Launched in 2006, the annual Swansea University Dylan Thomas Prize is one of the most prestigious awards for young writers, aimed at encouraging raw creative talent worldwide. It celebrates and nurtures international literary excellence.

Worth £20,000, it is one of the UK’s most prestigious literary prizes as well as one of the world’s largest literary prizes for young writers. Awarded for the best published literary work in the English language, written by an author aged 39 or under, the Prize celebrates the international world of fiction in all its forms including poetry, novels, short stories and drama.

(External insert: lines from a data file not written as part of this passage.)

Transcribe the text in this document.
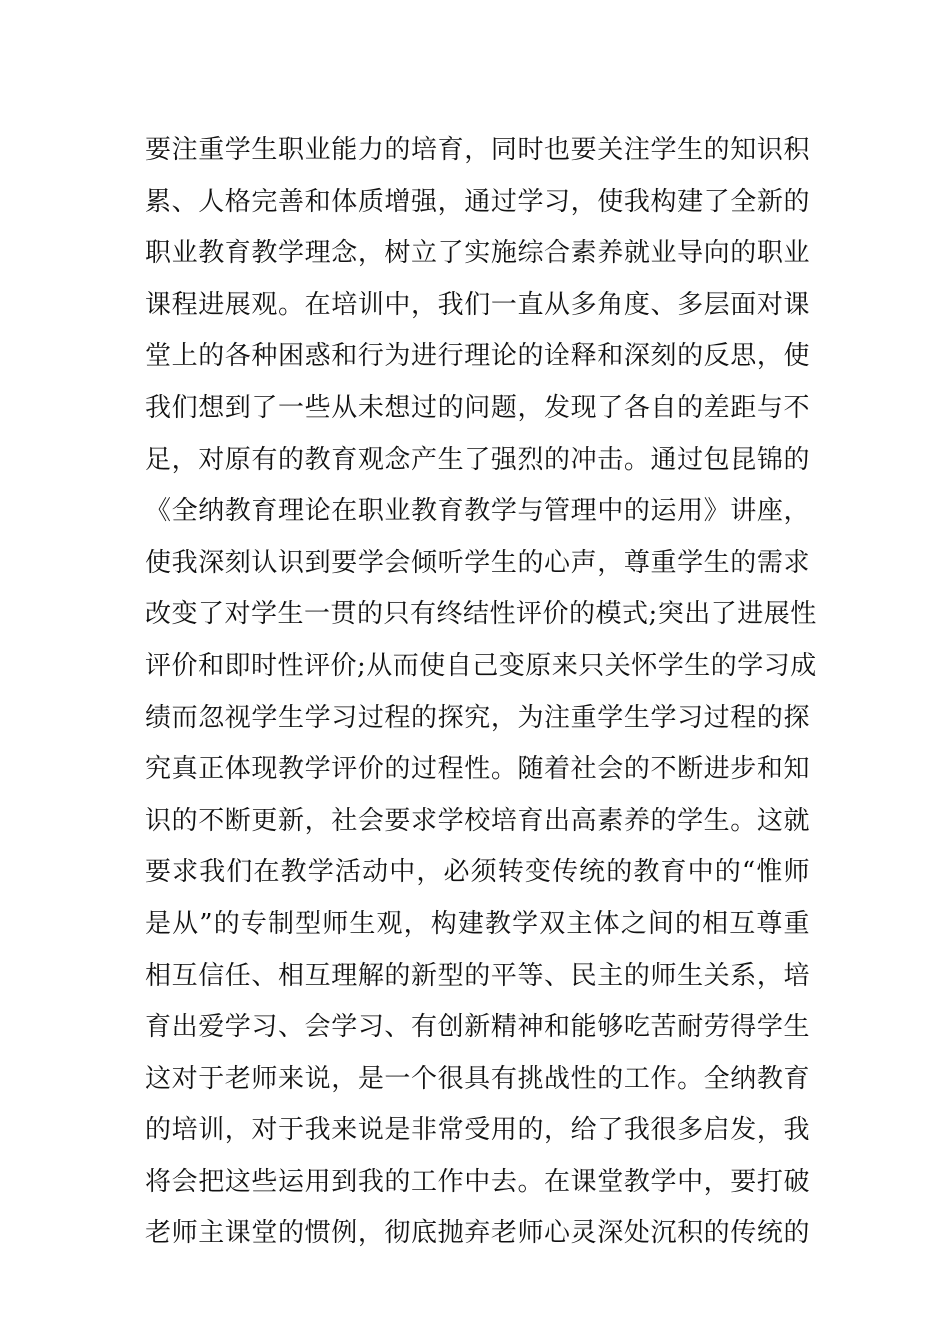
要注重学生职业能力的培育，同时也要关注学生的知识积
累、人格完善和体质增强，通过学习，使我构建了全新的
职业教育教学理念，树立了实施综合素养就业导向的职业
课程进展观。在培训中，我们一直从多角度、多层面对课
堂上的各种困惑和行为进行理论的诠释和深刻的反思，使
我们想到了一些从未想过的问题，发现了各自的差距与不
足，对原有的教育观念产生了强烈的冲击。通过包昆锦的
《全纳教育理论在职业教育教学与管理中的运用》讲座，
使我深刻认识到要学会倾听学生的心声，尊重学生的需求
改变了对学生一贯的只有终结性评价的模式;突出了进展性
评价和即时性评价;从而使自己变原来只关怀学生的学习成
绩而忽视学生学习过程的探究，为注重学生学习过程的探
究真正体现教学评价的过程性。随着社会的不断进步和知
识的不断更新，社会要求学校培育出高素养的学生。这就
要求我们在教学活动中，必须转变传统的教育中的“惟师
是从”的专制型师生观，构建教学双主体之间的相互尊重
相互信任、相互理解的新型的平等、民主的师生关系，培
育出爱学习、会学习、有创新精神和能够吃苦耐劳得学生
这对于老师来说，是一个很具有挑战性的工作。全纳教育
的培训，对于我来说是非常受用的，给了我很多启发，我
将会把这些运用到我的工作中去。在课堂教学中，要打破
老师主课堂的惯例，彻底抛弃老师心灵深处沉积的传统的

This global accolade recognises exceptional literary talent aged 39 or under, celebrating the international world of fiction in all its forms including poetry, novels, short stories and drama. The prize is named after the Swansea-born writer Dylan Thomas one of the most influential, internationally renowned writers of the mid-twentieth century,and celebrates his 39 years of creativity and productivity. The prize invokes his memory to support the writers of today, nurture the talents of tomorrow, and celebrate international literary excellence.

Last year’s prize was awarded to Palestinian writer Yasmin Zaher for her novel The Coin, and previous winners include Caleb Azumah Nelson, Arinze Ifeakandu, Patricia Lockwood, Max Porter, Raven Leilani, Bryan Washington, Fiona McFarlane, and Kayo Chingonyi.